On January 13th, 1891, Watson was appointed Waterworks Engineer for the City of Bradford, where he continued to oversee the development of reservoirs and aqueducts to ensure adequate fresh water supplies to the city. His diary records and highlights some of his successes; “my own Bradford Works: Angram Reservoir, Nidderdale Railway, and other supply reservoirs”.
He served as consultant to other schemes and provided counsel to water companies including the Derwent Valley Scheme, which supplies Leicester. Upon his application for a similar position in London, Watson received a considerable pay rise in an effort to keep him in Bradford.
James Watson’s personal life was also very eventful; his first wife bore him many children, some of which suffered infant mortality. He grieved the loss of his first wife while still in Dundee, after which he married her sister, to the disapproval of some. While in Bradford, his second wife died, after having borne him more children.
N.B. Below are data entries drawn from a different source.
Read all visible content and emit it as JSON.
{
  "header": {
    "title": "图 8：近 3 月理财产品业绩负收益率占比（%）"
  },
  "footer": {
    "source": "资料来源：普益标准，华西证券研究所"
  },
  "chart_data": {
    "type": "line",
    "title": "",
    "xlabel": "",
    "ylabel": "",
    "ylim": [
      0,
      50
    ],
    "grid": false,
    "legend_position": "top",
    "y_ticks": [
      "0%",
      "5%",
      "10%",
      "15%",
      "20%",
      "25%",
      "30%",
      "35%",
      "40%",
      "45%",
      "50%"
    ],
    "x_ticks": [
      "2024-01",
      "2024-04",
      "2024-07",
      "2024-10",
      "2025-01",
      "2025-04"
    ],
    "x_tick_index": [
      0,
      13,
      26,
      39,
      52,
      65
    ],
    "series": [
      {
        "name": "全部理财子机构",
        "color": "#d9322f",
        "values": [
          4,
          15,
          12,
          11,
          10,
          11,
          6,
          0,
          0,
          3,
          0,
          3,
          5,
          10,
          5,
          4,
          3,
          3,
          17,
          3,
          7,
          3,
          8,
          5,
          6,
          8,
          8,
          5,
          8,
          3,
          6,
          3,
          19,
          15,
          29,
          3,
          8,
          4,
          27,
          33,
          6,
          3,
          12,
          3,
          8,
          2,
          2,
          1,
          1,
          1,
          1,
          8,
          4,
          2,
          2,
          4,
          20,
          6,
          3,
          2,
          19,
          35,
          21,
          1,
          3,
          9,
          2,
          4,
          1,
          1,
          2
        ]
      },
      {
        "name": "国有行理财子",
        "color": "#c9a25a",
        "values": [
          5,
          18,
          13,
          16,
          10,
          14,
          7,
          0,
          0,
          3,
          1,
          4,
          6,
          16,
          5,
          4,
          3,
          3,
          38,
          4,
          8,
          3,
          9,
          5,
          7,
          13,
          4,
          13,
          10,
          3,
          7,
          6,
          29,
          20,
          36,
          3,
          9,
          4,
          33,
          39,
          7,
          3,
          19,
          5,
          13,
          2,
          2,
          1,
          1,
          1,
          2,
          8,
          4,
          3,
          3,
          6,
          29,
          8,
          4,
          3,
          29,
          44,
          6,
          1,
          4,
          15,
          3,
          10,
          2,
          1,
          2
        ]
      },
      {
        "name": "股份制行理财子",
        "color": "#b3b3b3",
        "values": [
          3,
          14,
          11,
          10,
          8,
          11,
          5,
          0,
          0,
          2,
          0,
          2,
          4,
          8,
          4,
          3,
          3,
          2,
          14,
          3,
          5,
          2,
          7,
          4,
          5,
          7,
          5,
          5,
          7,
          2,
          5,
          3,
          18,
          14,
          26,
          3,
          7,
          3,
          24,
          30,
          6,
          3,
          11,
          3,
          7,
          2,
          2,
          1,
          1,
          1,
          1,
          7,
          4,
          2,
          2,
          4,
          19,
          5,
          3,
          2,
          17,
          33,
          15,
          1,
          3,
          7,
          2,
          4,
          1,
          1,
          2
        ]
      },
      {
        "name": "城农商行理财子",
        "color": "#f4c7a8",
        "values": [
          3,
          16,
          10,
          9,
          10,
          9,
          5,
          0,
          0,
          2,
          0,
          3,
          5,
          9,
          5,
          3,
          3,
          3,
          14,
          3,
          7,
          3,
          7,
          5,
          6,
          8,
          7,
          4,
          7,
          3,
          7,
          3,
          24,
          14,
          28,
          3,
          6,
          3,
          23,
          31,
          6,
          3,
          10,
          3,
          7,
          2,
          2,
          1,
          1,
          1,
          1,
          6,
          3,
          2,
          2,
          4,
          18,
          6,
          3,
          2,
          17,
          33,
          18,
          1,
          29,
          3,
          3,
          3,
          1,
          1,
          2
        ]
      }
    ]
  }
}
This was followed by the sad news of his son’s death at 25 years old by Typhoid.
Watson continued to serve as consultant to many schemes as his knowledge and skills were valued worldwide. In the 31st of December 1904, he wrote in his diary, “During the year I have acted for Salford, Birmingham, Leeds, Huddersfield, London, Otley, Sheffield, Edinburgh, Stirling, Arbroath, Lanark, Falkirk, Calcutta and Jerusalem”. His dedication to his work earned him international recognition and he remained in his profession, which he loved, until the end of his days.
James Watson died on Saturday 19th March 1919, and was buried in Dundee where he had worked as waterworks engineer for 28 years. We are surrounded by and remain reliant on his many achievements. He was a hard-working man and instrumental figure in the development of water and transportation infrastructure in Great Britain and beyond.